What about VAT, the tax system used in Europe that Trump despises

    President Trump ordered his advisers on Thursday to determine new tariff rates at the US trading partners, a movement that he said would “correct for long -term imbalances in international trade”.

    As part of his plan, Mr Trump focused on the tax with added value, a system that is widely used in Europe and elsewhere to burden the consumption of goods and services. The president and his team describe the tax as giving other countries an unfair trade benefit compared to the United States.

    This is what to know.

    It is a consumption tax that adds load on a good or service in every production phase. The final VAT is the sum of the tax paid in every phase. This system is different from a sales tax in the United States, which is imposed by states on the final sale of the good.

    In Europe, the VAT rates vary per country, but are approximately 20 percent on average – much higher than the sales tax in the United States, which, according to the Tax Foundation, amounted to an average of 6.6 percent.

    Added value is assessed in every production phase for good or service. The costs are borne by the final consumer, not by the company.

    If the goods are exported, many of the taxes with added value are returned to the exporter. This offers companies an incentive to export goods instead of selling at their home market.

    From the 1950s to the 1970s, many countries, led by France, began to experiment with added value taxes. Countries in the European Union were proponents, but barrels were also taken elsewhere, especially in China.

    VAT exemption for exporters has helped to encourage companies in these countries to export and have made many companies more competitive in global markets.

    The United States is a bijter among advanced economies because it has no tax with added value.

    When President Bill Clinton proposed an energy tax in 1993, John Danforth, a powerful Republican Senator from Missouri, countered with a tax with added value to help American exporters. Mr. Clinton said that the United States would need a decade to prepare.

    The Republican Party then turned against new taxes. Mr. Trump proposed a new approach on Thursday: unilaterally increasing the American rates from Europe to compensate for the benefits that European exporters receive from the tax system of the continent with added value.

    Although Mr. Trump says that the tax with added value gives international exporters an unfair advantage, American companies do not pay sales tax when they export products abroad, similar to the way in which the tax works with added value, Alan Cole, a senior economist at The tax foundation in Washington. “We have taxes that are analogous in vessels with regard to import and export treatment,” he said.

    Nevertheless, the United States sometimes also benefited from the tax reduction of other countries with added value. When President Trump increased rates on import from China during his first term, Beijing responded by increasing the lighting of his exporters. This allowed the exporters to lower the prices to American buyers, compensate for part of the rates and Chinese exporters help to maintain a significant share of the American market.

    But there is no guarantee that China will re -increase the exemption in response to Mr Trump's last threats. Many in China were unhappy six years ago that Chinese taxpayers helped to pay the bill for Mr Trump's rates instead of American consumers.

    It is a major source of tax revenues for European budgets. Added taxes are collected in 21 of the 37 countries that are members of the Organization for Economic Cooperation and Development, an intergovernmental organization. The tax is good for about one fifth of their total tax revenues.

    If Mr Trump increases rates, the impact would be enormous for European companies.

    “The most important risk that Europe is now confronted with is the risk of fragmentation – the risk of the Trump government that negotiates rates with individual countries and politics fragment,” said Simone Tagliapietra, a senior fellow at the Bruegel Institute, A European think tank in Brussels. “Unity will be the most important answer for Europe, but that will not be easy because countries will try to get favorable treatment.”

    They said they are preparing a broad reaction, but waiting for the details of Mr.'s plan. To hear Trump before they say more.
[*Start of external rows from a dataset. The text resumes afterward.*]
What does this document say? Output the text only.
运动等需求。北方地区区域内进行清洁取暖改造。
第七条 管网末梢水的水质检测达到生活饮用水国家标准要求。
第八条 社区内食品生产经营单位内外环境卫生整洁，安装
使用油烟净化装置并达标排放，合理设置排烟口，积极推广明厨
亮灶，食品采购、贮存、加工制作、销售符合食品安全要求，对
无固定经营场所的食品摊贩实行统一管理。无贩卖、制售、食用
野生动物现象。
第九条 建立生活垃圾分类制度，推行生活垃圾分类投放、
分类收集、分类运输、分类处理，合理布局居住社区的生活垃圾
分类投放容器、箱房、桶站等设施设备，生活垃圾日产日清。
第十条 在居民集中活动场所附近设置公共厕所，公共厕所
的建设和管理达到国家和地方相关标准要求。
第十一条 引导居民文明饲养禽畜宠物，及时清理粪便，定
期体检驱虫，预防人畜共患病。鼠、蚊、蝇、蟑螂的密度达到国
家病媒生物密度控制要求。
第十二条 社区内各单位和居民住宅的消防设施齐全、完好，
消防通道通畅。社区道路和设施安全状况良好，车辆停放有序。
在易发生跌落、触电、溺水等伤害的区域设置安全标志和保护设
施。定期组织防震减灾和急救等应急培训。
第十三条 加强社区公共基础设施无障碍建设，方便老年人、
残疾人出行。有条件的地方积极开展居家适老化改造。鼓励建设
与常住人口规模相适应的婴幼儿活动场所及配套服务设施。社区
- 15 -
    Fabian Zuleeg, the Chief Executive of the European Policy Center in Brussels, said that Mr. Trump's announcement was an opening salvo on Thursday and that it was too early to say which of his threats would lead to something. “What I think it is also part of a tactic because it makes it very difficult to have answers,” he said.

    More in general, Europe is in a difficult situation, he added. “On the one hand it wants to avoid a trade war, but on the other hand it knows that it cannot only accept that the Trump government ignores the similarities there are,” said Mr. Zuleeg.